A Zoo of Security Notions for FHE
April 18, 2026 · 4 min read
As a PhD student in cryptography, security is - in theory - the main goal. In practice, day-to-day FHE research often looks more like high-performance computing: optimizing NTTs, finding algorithmic tricks to make some operations cheaper, or shaving off milliseconds from bootstrapping.
It is easy to lose sight of what “secure” actually means for FHE. And that question is surprisingly subtle.
Why FHE security is subtle
FHE inherits the usual IND-CPA goal from public-key encryption, but the structure of lattice-based schemes opens doors that classical encryption keeps closed:
- Ciphertext malleability. Homomorphic operations require the ability to transform ciphertexts into other valid ciphertexts. This is a defining feature of FHE, but it is fundamentally at odds with CCA-style security.
- Inherent noise. Every FHE ciphertext carries a noise budget. Whether a decryption succeeds or fails can itself leak information, and reactive adversaries can exploit it.
- Approximate computation. Schemes like CKKS return approximate results: the decrypted plaintext depends on the internal noise distribution, which in turn depends on adversarially-chosen messages.
These observations have produced a long line of work proposing security notions tailored to FHE: CPAD, sCPAD, vCCA, vCCAD, funcCPA, CCA1.5, CCVA1/2, gCCA, RCCA, HCCA, IV-CCA, SA, and more. The relative strength of these notions is rarely obvious at first glance.
An interactive taxonomy
To make this landscape easier to navigate, I built securitynotionszoo.com - an interactive taxonomy of cryptographic security notions for FHE.
Each notion in the zoo comes with:
- a formal definition of the security game,
- the papers that introduced or refined it,
- the implications it participates in (what it implies, what implies it), and
- tags and flavor annotations (indistinguishability vs. key recovery, with or without decryption oracles, etc.).
Relation map: who implies whom
The home page renders a graph where each arrow reads “A implies B” - a scheme secure in the sense of A is (usually strictly) secure in the sense of B.

Trying to understand what CPAD means, or whether vCCAD is stronger than funcCPA? One click on the graph takes you to the full definition and references.
Transform map: labelled routes between notions
Implication on its own is a coarse picture - it tells you “this is stronger than that”, but not how to get from one to the other.
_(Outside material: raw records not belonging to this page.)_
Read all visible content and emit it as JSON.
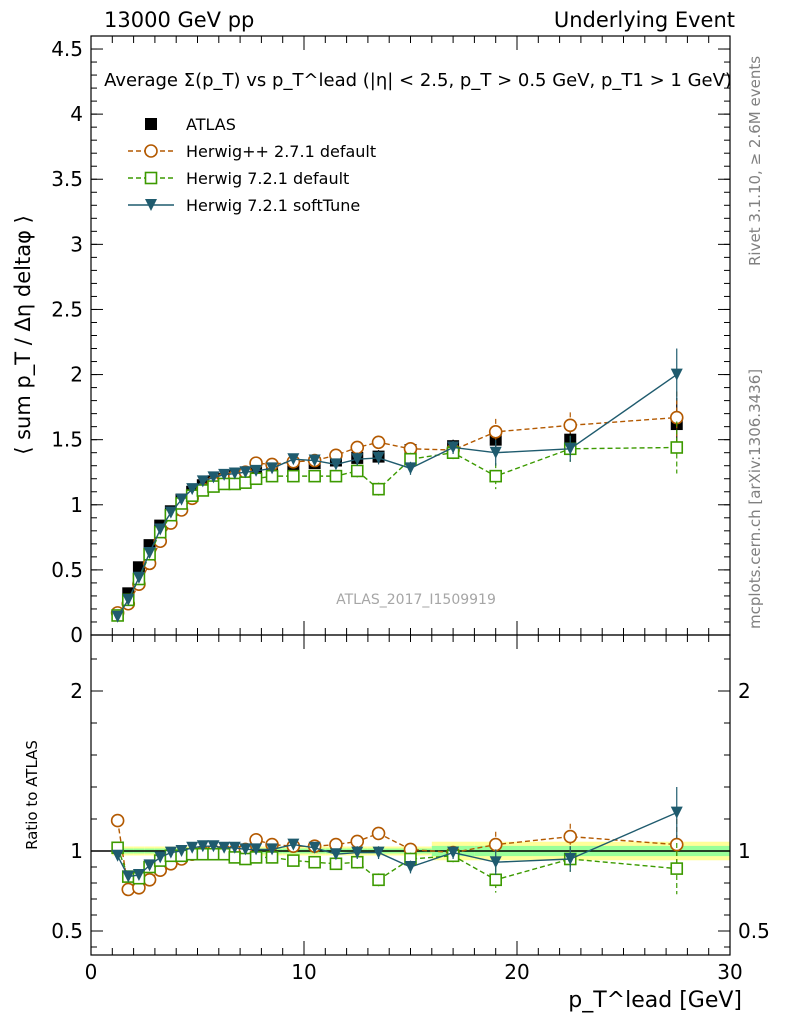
{
  "header": {
    "left": "13000 GeV pp",
    "right": "Underlying Event"
  },
  "side_labels": {
    "rivet": "Rivet 3.1.10, ≥ 2.6M events",
    "mcplots": "mcplots.cern.ch [arXiv:1306.3436]"
  },
  "watermark": "ATLAS_2017_I1509919",
  "chart_data": [
    {
      "type": "line",
      "title": "Average Σ(p_T) vs p_T^lead (|η| < 2.5, p_T > 0.5 GeV, p_T1 > 1 GeV)",
      "ylabel": "⟨ sum p_T / Δη deltaφ ⟩",
      "xlabel": "",
      "xlim": [
        0,
        30
      ],
      "ylim": [
        0,
        4.6
      ],
      "yticks": [
        0,
        0.5,
        1,
        1.5,
        2,
        2.5,
        3,
        3.5,
        4,
        4.5
      ],
      "ytick_labels": [
        "0",
        "0.5",
        "1",
        "1.5",
        "2",
        "2.5",
        "3",
        "3.5",
        "4",
        "4.5"
      ],
      "legend_position": "top-left",
      "series": [
        {
          "name": "ATLAS",
          "color": "#000000",
          "marker": "filled-square",
          "x": [
            1.25,
            1.75,
            2.25,
            2.75,
            3.25,
            3.75,
            4.25,
            4.75,
            5.25,
            5.75,
            6.25,
            6.75,
            7.25,
            7.75,
            8.5,
            9.5,
            10.5,
            11.5,
            12.5,
            13.5,
            15,
            17,
            19,
            22.5,
            27.5
          ],
          "y": [
            0.15,
            0.32,
            0.52,
            0.69,
            0.84,
            0.95,
            1.04,
            1.1,
            1.15,
            1.18,
            1.2,
            1.22,
            1.24,
            1.25,
            1.27,
            1.3,
            1.32,
            1.34,
            1.36,
            1.37,
            1.42,
            1.45,
            1.5,
            1.5,
            1.62
          ]
        },
        {
          "name": "Herwig++ 2.7.1 default",
          "color": "#b35900",
          "marker": "open-circle",
          "x": [
            1.25,
            1.75,
            2.25,
            2.75,
            3.25,
            3.75,
            4.25,
            4.75,
            5.25,
            5.75,
            6.25,
            6.75,
            7.25,
            7.75,
            8.5,
            9.5,
            10.5,
            11.5,
            12.5,
            13.5,
            15,
            17,
            19,
            22.5,
            27.5
          ],
          "y": [
            0.17,
            0.24,
            0.39,
            0.55,
            0.72,
            0.86,
            0.96,
            1.05,
            1.12,
            1.17,
            1.2,
            1.22,
            1.25,
            1.32,
            1.31,
            1.33,
            1.34,
            1.38,
            1.44,
            1.48,
            1.43,
            1.42,
            1.56,
            1.61,
            1.67
          ]
        },
        {
          "name": "Herwig 7.2.1 default",
          "color": "#3c9a00",
          "marker": "open-square",
          "x": [
            1.25,
            1.75,
            2.25,
            2.75,
            3.25,
            3.75,
            4.25,
            4.75,
            5.25,
            5.75,
            6.25,
            6.75,
            7.25,
            7.75,
            8.5,
            9.5,
            10.5,
            11.5,
            12.5,
            13.5,
            15,
            17,
            19,
            22.5,
            27.5
          ],
          "y": [
            0.15,
            0.27,
            0.43,
            0.62,
            0.79,
            0.92,
            1.01,
            1.07,
            1.11,
            1.14,
            1.16,
            1.16,
            1.17,
            1.2,
            1.22,
            1.22,
            1.22,
            1.22,
            1.26,
            1.12,
            1.35,
            1.4,
            1.22,
            1.43,
            1.44
          ]
        },
        {
          "name": "Herwig 7.2.1 softTune",
          "color": "#1f5b6e",
          "marker": "filled-triangle-down",
          "x": [
            1.25,
            1.75,
            2.25,
            2.75,
            3.25,
            3.75,
            4.25,
            4.75,
            5.25,
            5.75,
            6.25,
            6.75,
            7.25,
            7.75,
            8.5,
            9.5,
            10.5,
            11.5,
            12.5,
            13.5,
            15,
            17,
            19,
            22.5,
            27.5
          ],
          "y": [
            0.14,
            0.27,
            0.44,
            0.63,
            0.81,
            0.94,
            1.04,
            1.12,
            1.18,
            1.21,
            1.23,
            1.24,
            1.25,
            1.26,
            1.28,
            1.35,
            1.34,
            1.31,
            1.35,
            1.36,
            1.28,
            1.44,
            1.4,
            1.43,
            2.0
          ]
        }
      ]
    },
    {
      "type": "line",
      "title": "",
      "ylabel": "Ratio to ATLAS",
      "xlabel": "p_T^lead [GeV]",
      "xlim": [
        0,
        30
      ],
      "ylim": [
        0.35,
        2.35
      ],
      "xticks": [
        0,
        10,
        20,
        30
      ],
      "xtick_labels": [
        "0",
        "10",
        "20",
        "30"
      ],
      "yticks": [
        0.5,
        1,
        2
      ],
      "ytick_labels": [
        "0.5",
        "1",
        "2"
      ],
      "reference_line": 1,
      "series": [
        {
          "name": "Herwig++ 2.7.1 default",
          "color": "#b35900",
          "marker": "open-circle",
          "x": [
            1.25,
            1.75,
            2.25,
            2.75,
            3.25,
            3.75,
            4.25,
            4.75,
            5.25,
            5.75,
            6.25,
            6.75,
            7.25,
            7.75,
            8.5,
            9.5,
            10.5,
            11.5,
            12.5,
            13.5,
            15,
            17,
            19,
            22.5,
            27.5
          ],
          "y": [
            1.19,
            0.76,
            0.77,
            0.82,
            0.88,
            0.92,
            0.95,
            0.98,
            0.99,
            1.0,
            1.0,
            1.0,
            1.01,
            1.07,
            1.04,
            1.03,
            1.03,
            1.04,
            1.06,
            1.11,
            1.01,
            0.99,
            1.04,
            1.09,
            1.04
          ]
        },
        {
          "name": "Herwig 7.2.1 default",
          "color": "#3c9a00",
          "marker": "open-square",
          "x": [
            1.25,
            1.75,
            2.25,
            2.75,
            3.25,
            3.75,
            4.25,
            4.75,
            5.25,
            5.75,
            6.25,
            6.75,
            7.25,
            7.75,
            8.5,
            9.5,
            10.5,
            11.5,
            12.5,
            13.5,
            15,
            17,
            19,
            22.5,
            27.5
          ],
          "y": [
            1.02,
            0.84,
            0.83,
            0.9,
            0.94,
            0.97,
            0.97,
            0.98,
            0.98,
            0.98,
            0.98,
            0.96,
            0.95,
            0.96,
            0.96,
            0.94,
            0.93,
            0.92,
            0.93,
            0.82,
            0.95,
            0.97,
            0.82,
            0.95,
            0.89
          ]
        },
        {
          "name": "Herwig 7.2.1 softTune",
          "color": "#1f5b6e",
          "marker": "filled-triangle-down",
          "x": [
            1.25,
            1.75,
            2.25,
            2.75,
            3.25,
            3.75,
            4.25,
            4.75,
            5.25,
            5.75,
            6.25,
            6.75,
            7.25,
            7.75,
            8.5,
            9.5,
            10.5,
            11.5,
            12.5,
            13.5,
            15,
            17,
            19,
            22.5,
            27.5
          ],
          "y": [
            0.97,
            0.84,
            0.85,
            0.91,
            0.96,
            0.99,
            1.0,
            1.02,
            1.03,
            1.03,
            1.02,
            1.02,
            1.01,
            1.01,
            1.01,
            1.04,
            1.02,
            0.98,
            0.99,
            0.99,
            0.9,
            0.99,
            0.93,
            0.95,
            1.24
          ]
        }
      ]
    }
  ]
}
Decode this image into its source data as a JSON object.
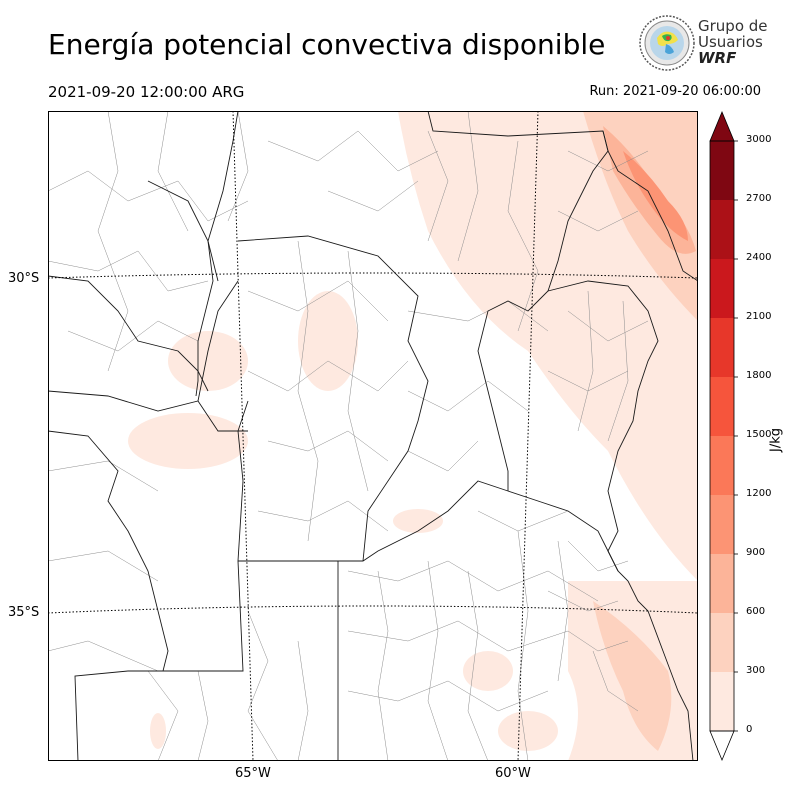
{
  "header": {
    "title": "Energía potencial convectiva disponible",
    "valid_time": "2021-09-20 12:00:00 ARG",
    "run_time": "Run: 2021-09-20 06:00:00"
  },
  "logo": {
    "line1": "Grupo de",
    "line2": "Usuarios",
    "line3": "WRF"
  },
  "map": {
    "lat_labels": [
      "30°S",
      "35°S"
    ],
    "lon_labels": [
      "65°W",
      "60°W"
    ]
  },
  "colorbar": {
    "label": "J/kg",
    "ticks": [
      "0",
      "300",
      "600",
      "900",
      "1200",
      "1500",
      "1800",
      "2100",
      "2400",
      "2700",
      "3000"
    ],
    "colors": [
      "#fee9e0",
      "#fdd2bf",
      "#fcb499",
      "#fc9474",
      "#fb7858",
      "#f6553c",
      "#e7372a",
      "#cb181d",
      "#ac1117",
      "#7f0712"
    ],
    "extend": "max"
  }
}
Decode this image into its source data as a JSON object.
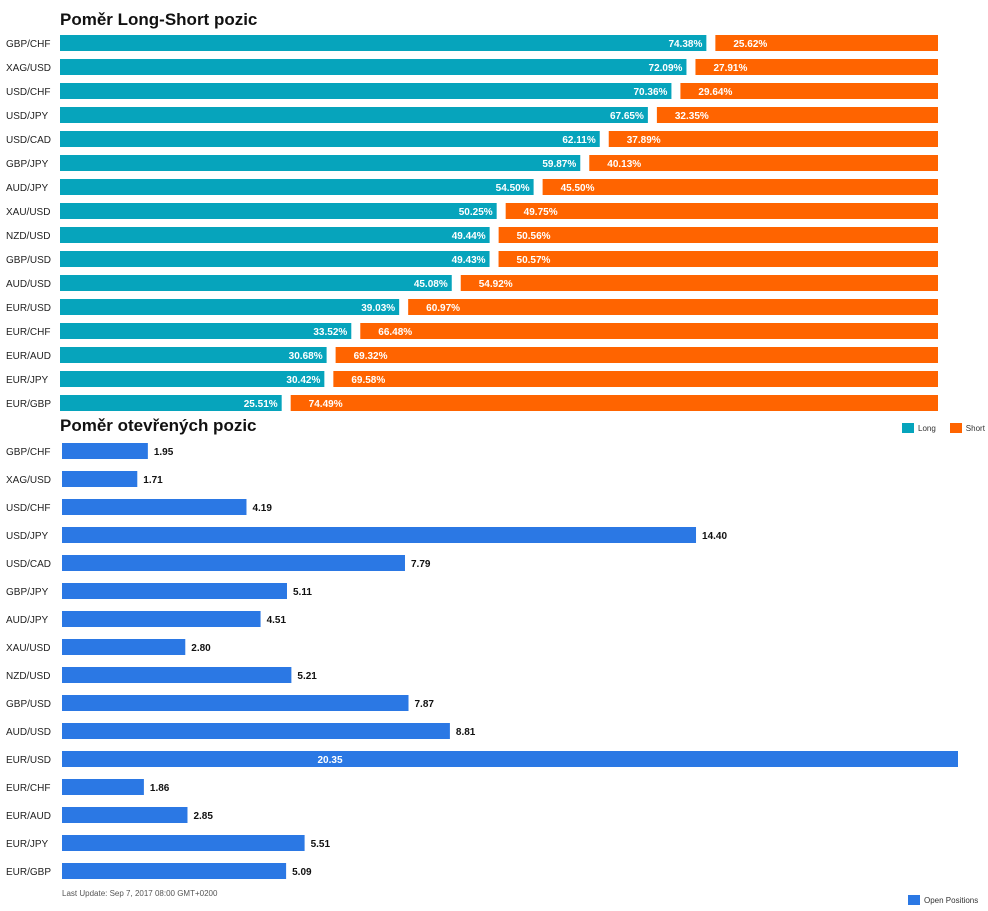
{
  "chart_data": [
    {
      "type": "bar",
      "orientation": "horizontal",
      "stacked": true,
      "title": "Poměr Long-Short pozic",
      "categories": [
        "GBP/CHF",
        "XAG/USD",
        "USD/CHF",
        "USD/JPY",
        "USD/CAD",
        "GBP/JPY",
        "AUD/JPY",
        "XAU/USD",
        "NZD/USD",
        "GBP/USD",
        "AUD/USD",
        "EUR/USD",
        "EUR/CHF",
        "EUR/AUD",
        "EUR/JPY",
        "EUR/GBP"
      ],
      "series": [
        {
          "name": "Long",
          "color": "#06a4bc",
          "values": [
            74.38,
            72.09,
            70.36,
            67.65,
            62.11,
            59.87,
            54.5,
            50.25,
            49.44,
            49.43,
            45.08,
            39.03,
            33.52,
            30.68,
            30.42,
            25.51
          ],
          "labels": [
            "74.38%",
            "72.09%",
            "70.36%",
            "67.65%",
            "62.11%",
            "59.87%",
            "54.50%",
            "50.25%",
            "49.44%",
            "49.43%",
            "45.08%",
            "39.03%",
            "33.52%",
            "30.68%",
            "30.42%",
            "25.51%"
          ]
        },
        {
          "name": "Short",
          "color": "#ff6400",
          "values": [
            25.62,
            27.91,
            29.64,
            32.35,
            37.89,
            40.13,
            45.5,
            49.75,
            50.56,
            50.57,
            54.92,
            60.97,
            66.48,
            69.32,
            69.58,
            74.49
          ],
          "labels": [
            "25.62%",
            "27.91%",
            "29.64%",
            "32.35%",
            "37.89%",
            "40.13%",
            "45.50%",
            "49.75%",
            "50.56%",
            "50.57%",
            "54.92%",
            "60.97%",
            "66.48%",
            "69.32%",
            "69.58%",
            "74.49%"
          ]
        }
      ],
      "xlim": [
        0,
        100
      ],
      "legend": "bottom-right"
    },
    {
      "type": "bar",
      "orientation": "horizontal",
      "title": "Poměr otevřených pozic",
      "categories": [
        "GBP/CHF",
        "XAG/USD",
        "USD/CHF",
        "USD/JPY",
        "USD/CAD",
        "GBP/JPY",
        "AUD/JPY",
        "XAU/USD",
        "NZD/USD",
        "GBP/USD",
        "AUD/USD",
        "EUR/USD",
        "EUR/CHF",
        "EUR/AUD",
        "EUR/JPY",
        "EUR/GBP"
      ],
      "series": [
        {
          "name": "Open Positions",
          "color": "#2b78e4",
          "values": [
            1.95,
            1.71,
            4.19,
            14.4,
            7.79,
            5.11,
            4.51,
            2.8,
            5.21,
            7.87,
            8.81,
            20.35,
            1.86,
            2.85,
            5.51,
            5.09
          ],
          "labels": [
            "1.95",
            "1.71",
            "4.19",
            "14.40",
            "7.79",
            "5.11",
            "4.51",
            "2.80",
            "5.21",
            "7.87",
            "8.81",
            "20.35",
            "1.86",
            "2.85",
            "5.51",
            "5.09"
          ]
        }
      ],
      "legend": "bottom-right"
    }
  ],
  "footer": "Last Update: Sep 7, 2017 08:00 GMT+0200"
}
The transform map answers the how: each arrow is a published transform that lifts a scheme from a weaker notion to a stronger one, labelled with the construction, the paper that introduced it, and the assumptions it relies on.

Arrows are colour-coded by setting (classical PKE, FHE-specific, private-key, non-falsifiable assumption), and tapping one opens the details of the transform.
Learning material
The zoo is not only a reference - it also ships beginner-friendly material for readers coming from outside provable security.
- A security primer walks through the vocabulary every definition in the zoo assumes: PPT adversaries, negligible functions, game-based definitions, reductions, and game hopping.
- A flavors page compares the sub-games (IND, KR, and others) that can be plugged into the same attacker-capability skeleton, making explicit the
XXX-YYYnaming convention used throughout the literature.
Together, these turn the zoo from a catalogue into a short self-study path.
Games
Browsing definitions is one thing; checking you actually know them is another. The games section offers small interactive exercises:
- Quiz - multiple-choice questions on acronyms, implications, and definitions.
- Recreate the graph - draw every implication arrow from scratch, at three difficulty levels (CPA/CCA ladder, common FHE extensions, full taxonomy).
- Build the adversary - for each notion, pick the oracles and capabilities that define its adversary’s game: pre-challenge oracle, post-challenge oracle, and encryption randomness.
They are short and oddly addictive.
Open source
Both the site and its content are open source.
- Code: github.com/jdumezy/securitynotionszoo
- Live site: securitynotionszoo.com
Adding a new notion is a single Markdown file under src/content/notions/ with a small Zod schema (title, acronym, description, tags, introducing papers, implications).
If you spot a missing notion, an outdated reference, or an error in one of the implications, issues and pull requests are very welcome.
Thanks to Marc Renard for contributing to this first version.